LETTERS 

by David Eide 

What they didn't know was that the writer was in the process of collecting stories and information from all who would speak to him. It was far more exhausting then he thought it would be. It demanded a patience he had not learned yet. Men died in an instant night wailing for their mothers. Now writer, what are you going to do about that?

Ah past! Ah future! Obsessions that exhaust themselves in some happy moment when the mind is distracted and tempted with some scent of its own mystery. One could conceive, conceive faster, conceive ever faster without touching what it was driving the conception.

Lust, writer, always drives the conception.

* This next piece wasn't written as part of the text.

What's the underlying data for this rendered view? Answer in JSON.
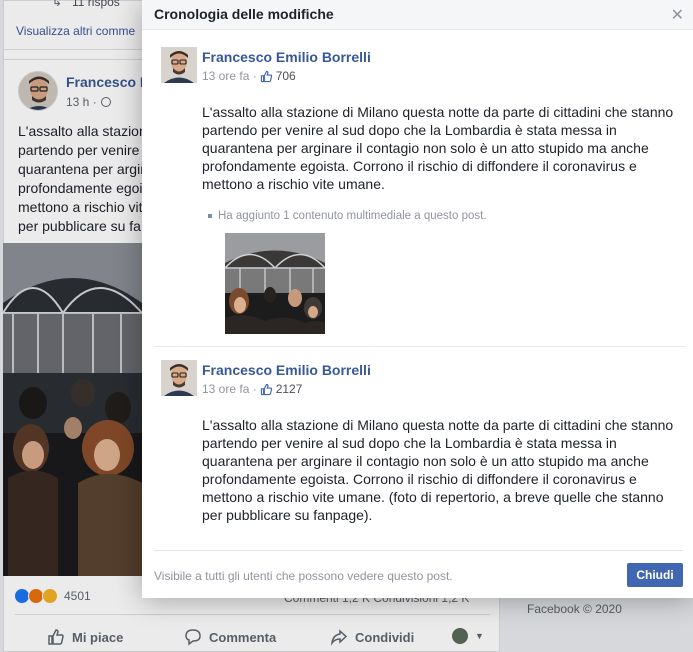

He had gone through a period where he tried to predict the future. He gave up with only 10% of the available details in front of him. Patterns, now. One could understand the dynamic that created patterns. One could check that pattern against its own history. There was, the writer discovered, a visionary projection that intuitively knew or sensed something in the future. But, paradoxically, it had no reality unless one were to find the visionary projection that created the present.

He thought of the story he read while in college. In the future there would be computers on the desk of everyone connected in vast networks. The people would bank, shop, vote, talk, cheat, lie, fornicate, pray, through the network. But to ensure the stability of this seamless, frictionless world the state planners had to complete five large sweeps through the nation to round up the musicians, inventors, poets, artists, visionaries, and psychics. They shipped them into a variety of asteroids that circled around the earth. They built them excellent, albeit Spartan, habitats where the creative tribe could be free and without worry. Once a month an ambassador would arrive to write a report about the most significant activities on the 'stroids to bring boons back to the happy earth. When one asteroid broke communication with earth, technicians were sent to find out why. The story ended with the technicians renouncing the world they had helped create, resting naked under the fierce asteroidal night that felt like poisoned darts fired by an ironic God.

Yes, the writer thought, sometimes we are merely the projection of a single eye who has studied the mundane details.